The film dramatizes the story of Harald Edelstam, Sweden's ambassador to Chile, who after the 1973 military coup led by Augusto Pinochet against Salvador Allende used his diplomatic position to shelter and evacuate people being persecuted by the new military junta, ultimately helping more than 1,300 people leave the country by taking them to his embassy and transporting them to Sweden. Edelstam's nickname, "the Black Pimpernel", which gives the film its title, alludes to the fictional hero of The Scarlet Pimpernel, who rescued aristocrats during the French Revolution, and had previously been applied to Edelstam for his role in aiding the Norwegian resistance movement during World War II.

== Synopsis ==
Following the 1973 coup that overthrows Salvador Allende's government, Swedish ambassador Harald Edelstam uses his diplomatic immunity to shelter refugees from the military junta inside the Swedish embassy in Santiago, and conducts nighttime expeditions across the city to find others in need of protection. When soldiers threaten to storm the Cuban embassy, Edelstam personally intervenes and places it under Swedish protection, defying both the Chilean military and members of his own government who oppose his actions. Alongside his political defiance, the film follows a romance between Edelstam and a Chilean activist, complicating his efforts to protect those in his care.

== Cast ==
- Michael Nyqvist as Harald Edelstam
- Lumi Cavazos
- Kate del Castillo as Consuelo Fuentes
- Lisa Werlinder as Susanne
- Carsten Nørgaard
- Daniel Giménez Cacho
- Patrick Bergin
- Claire Ross-Brown
- Alvaro Uccelletti
- Cristián Campos
- Luis Gnecco

== Production ==
The Black Pimpernel was produced by Mandala Films, Moviefan Scandinavia A/S and Original Film, in association with Amnesty International, as a co-production between Sweden, Denmark and Mexico. Michael Lunderskov served as producer, with Raquel Guajardo as executive producer and Hultberg and Faringer as co-producers. Cinematography was by Dirk Brüel, editing by Leif Axel Kjeldsen, music by Jacob Groth, production design by Peter Grant and costume design by Carol Raddatz Aroca.
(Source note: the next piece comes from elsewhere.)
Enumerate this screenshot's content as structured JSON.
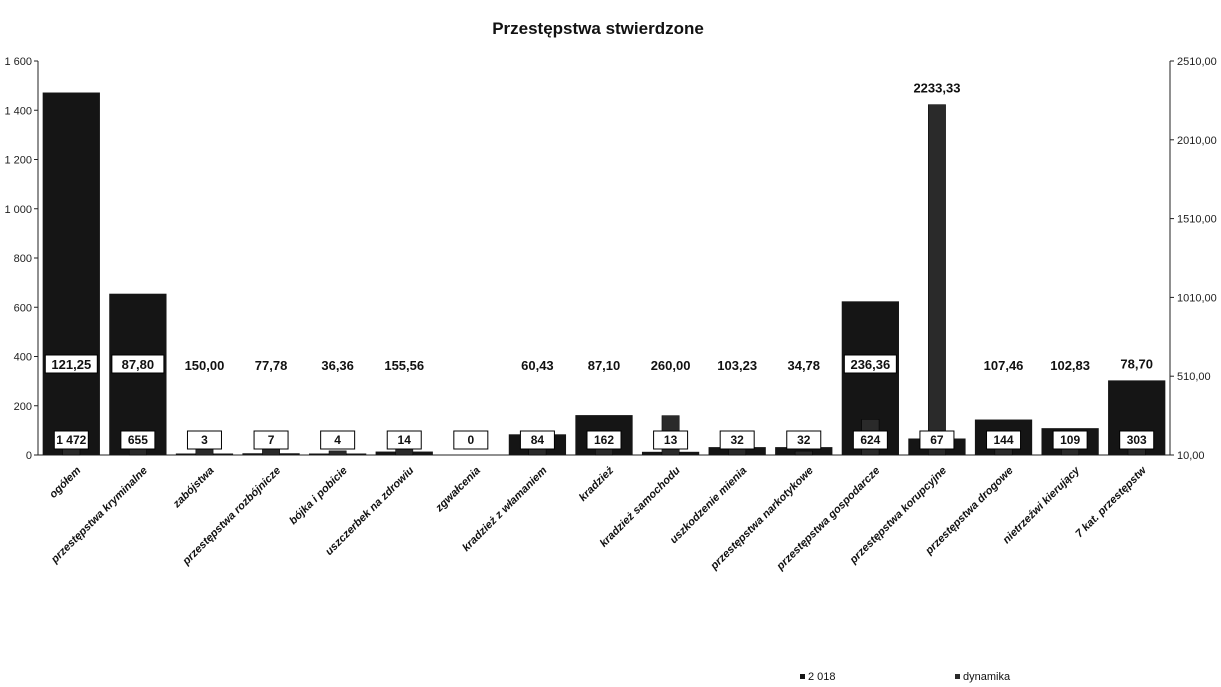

Principal photography took place entirely on location in Santiago, Chile, beginning in January 2006, including scenes filmed outside the presidential palace La Moneda and inside the National Stadium, where hundreds of prisoners were tortured and killed following the coup. A short interview with the real Harald Edelstam, filmed before his death in 1989, was appended to the end of the film along with an Amnesty International endorsement.

== Release ==
The film premiered at the Haugesund Film Festival in Norway on August 22, 2007, before opening theatrically in Sweden on September 14, 2007, distributed by Nordisk Film. It was released in Denmark on November 2, 2007. The film grossed approximately $704,740 worldwide.

== Reception ==
Reviewing the film for Variety, Gunnar Rehlin called it "handsome but lacks real punch," praising its "thorough sense of realism" from being shot on the actual locations of the coup but criticizing the film for never getting "under the surface of the material." Rehlin wrote that Nyqvist was "fine as Edelstam" but felt the film as a whole lacked "heartfelt emotion."